In your case however you seem to want to take bets first then work out the odds. This is similar to a totalisators aka the tote also known as parimutual betting where odds change according to the amount wagered.

The calculation is relatively easy as long as you express bets as a decimal odds.

You can work out the decimal odds as (Total of all stake - your percentage) / stake for that outcome and payout = stake x decimal odds.

Say you have four pigs. Bets are as follows Pig A 5 favorites, Pig B 3 favorites, Pig C 2 favorites, Pig D 1 favorite(total stake is 10 favorites handily enough).


Pig A stake 5 decimal odds = (10-15%=8.5)/5 = 1.7
Pig B stake 3 decimal odds = (10-15%=8.5)/3 = 2.83
Pig C stake 2 decimal odds = (10-15%=8.5)/2 = 4.25
Pig D stake 1 decimal odds = (10-15%=8.5)/1 = 8.5


To convert to American (Moneyline) odds if its greater than 2.0 subtract 1 then multiply by 100, if its less than 2 then divide 100 by (odds minus) one and make it a negative number.

To convert to British (Fractional) Odds take away one (this represents the stake which is always returned with the bet) and convert the decimal to a fraction, in practice you are likely to end up with some odd fractions though.
posted by tallus at 1:45 AM on January 13, 2010


sorry i misunderstood.. now you can add each bet to the spreadsheet.. just put the name in the table to the right.

Copy the formula in column L for as long as you need.
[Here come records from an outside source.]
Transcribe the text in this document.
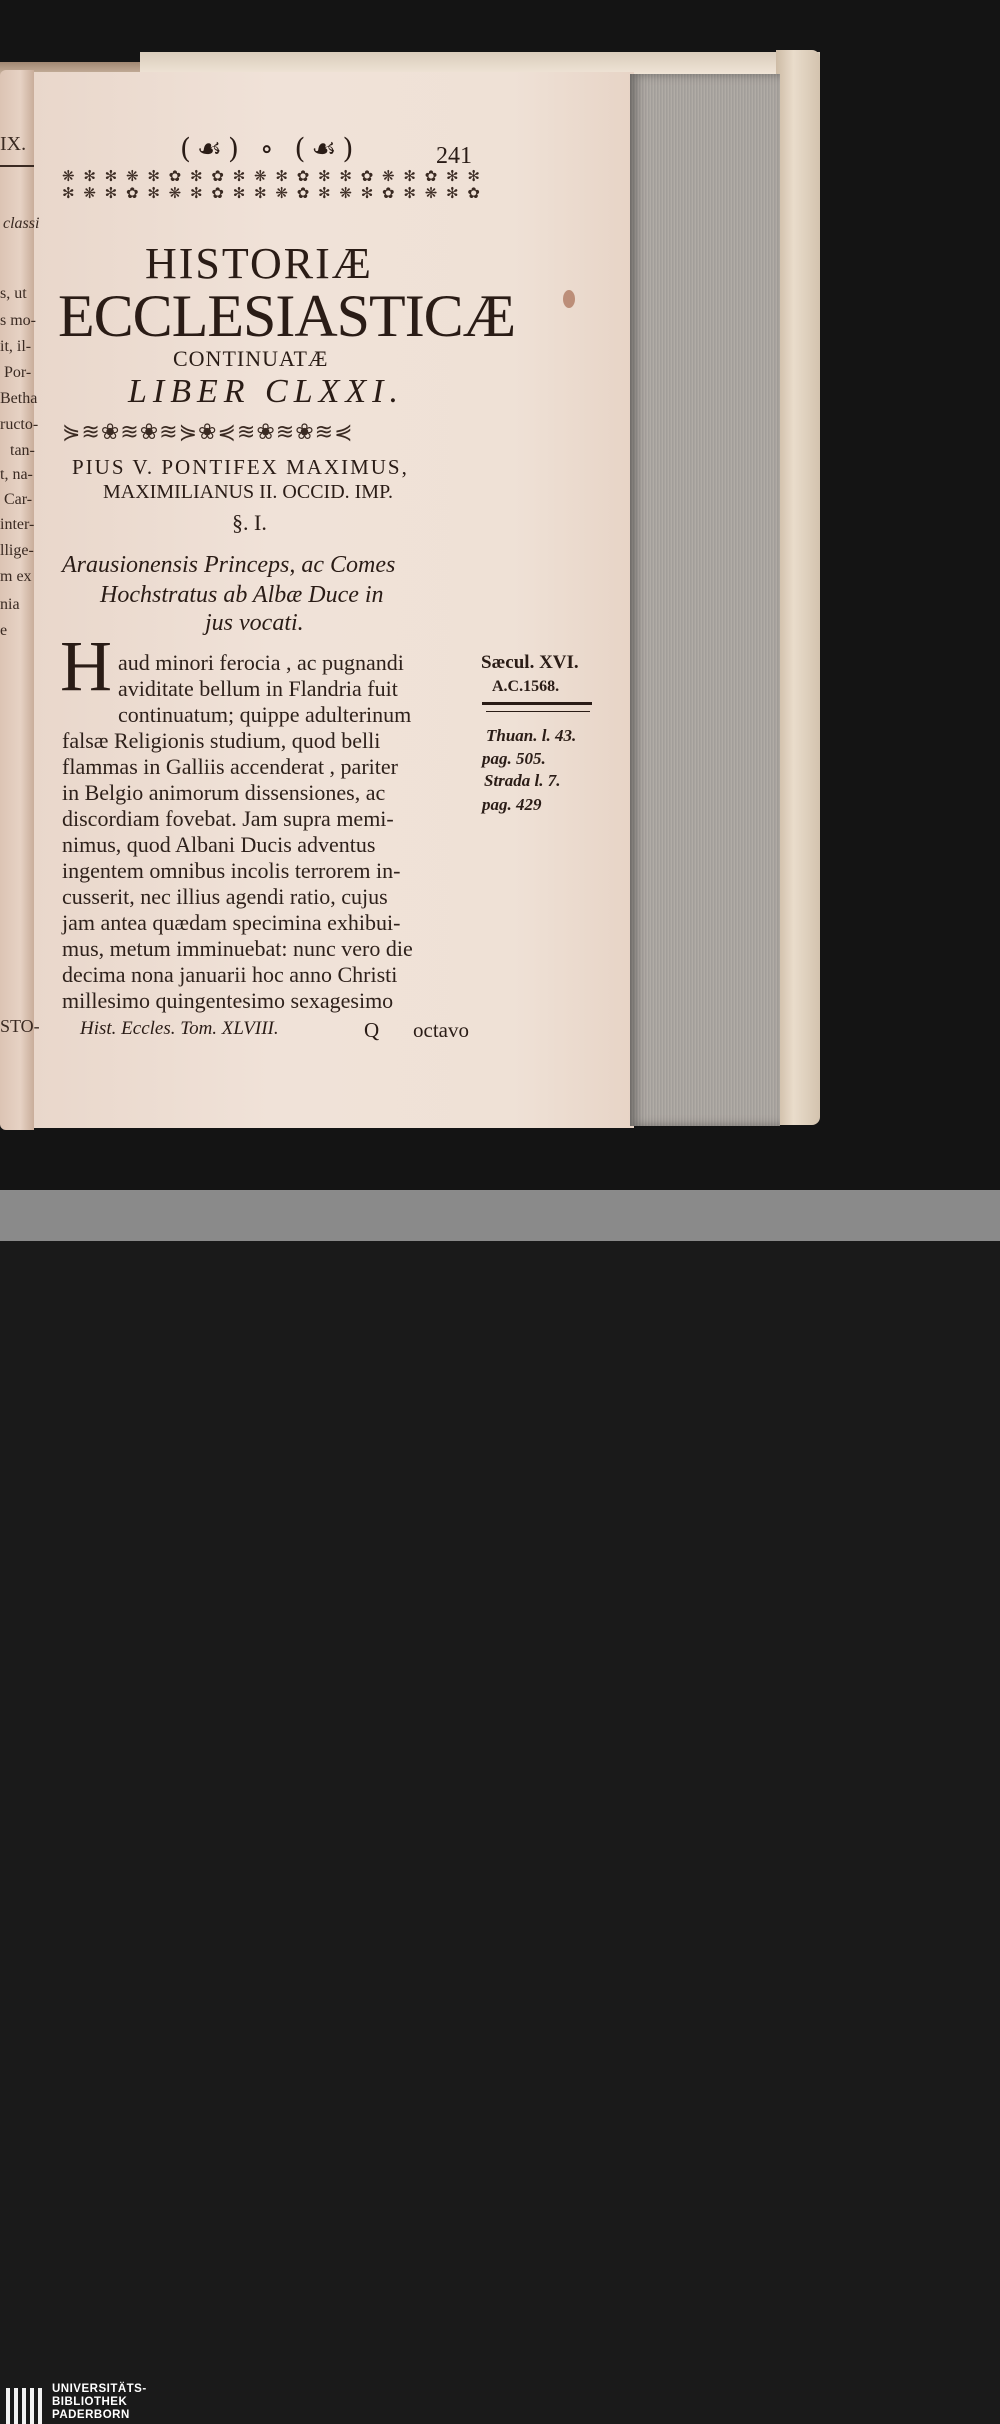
IX.
classi
s, ut
s mo-
it, il-
Por-
Betha
ructo-
tan-
t, na-
Car-
inter-
llige-
m ex
nia
e
STO-
(☙) ∘ (☙)	241
❋ ✻ ✻ ❋ ✻ ✿ ✻ ✿ ✻ ❋ ✻ ✿ ✻ ✻ ✿ ❋ ✻ ✿ ✻ ✻
✻ ❋ ✻ ✿ ✻ ❋ ✻ ✿ ✻ ✻ ❋ ✿ ✻ ❋ ✻ ✿ ✻ ❋ ✻ ✿
HISTORIÆ
ECCLESIASTICÆ
CONTINUATÆ
LIBER CLXXI.
⋟≋❀≋❀≋⋟❀⋞≋❀≋❀≋⋞
PIUS V. PONTIFEX MAXIMUS,
MAXIMILIANUS II. OCCID. IMP.
§. I.
Arausionensis Princeps, ac Comes
Hochstratus ab Albæ Duce in
jus vocati.
H aud minori ferocia , ac pugnandi
aviditate bellum in Flandria fuit
continuatum; quippe adulterinum
falsæ Religionis studium, quod belli
flammas in Galliis accenderat , pariter
in Belgio animorum dissensiones, ac
discordiam fovebat. Jam supra memi-
nimus, quod Albani Ducis adventus
ingentem omnibus incolis terrorem in-
cusserit, nec illius agendi ratio, cujus
jam antea quædam specimina exhibui-
mus, metum imminuebat: nunc vero die
decima nona januarii hoc anno Christi
millesimo quingentesimo sexagesimo
Sæcul. XVI.
A.C.1568.
Thuan. l. 43.
pag. 505.
Strada l. 7.
pag. 429
Hist. Eccles. Tom. XLVIII.	Q octavo
UNIVERSITÄTS-
BIBLIOTHEK
PADERBORN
The table to the left will give you a live update of how much money you have, the NGO cut, and the payout. The table on the right will automatically calculate the payout if their bet is successful.

Only caveat.. if a person wants to place a bet on more than one pig, enter each bet on different lines.

else the payout calculation will stuff up!
posted by TheOtherGuy at 1:55 AM on January 13, 2010


Response by poster: thanks for the good inside info, tallus. i like understanding what's going on with the numbers. plus, that will be handy to converting to racing looking odds to make people feel like they're at a real race.

TheOtherGuy... the pig totaliser is AWESOME! i can't wait to see how this goes down, and to see if my little guys can even run.

Thanks much y'all.
posted by bryak at 5:53 AM on January 13, 2010


glad to help. Send me a mefi mail when the race has been run and won. would love to hear how it went. Any problems.. let me know.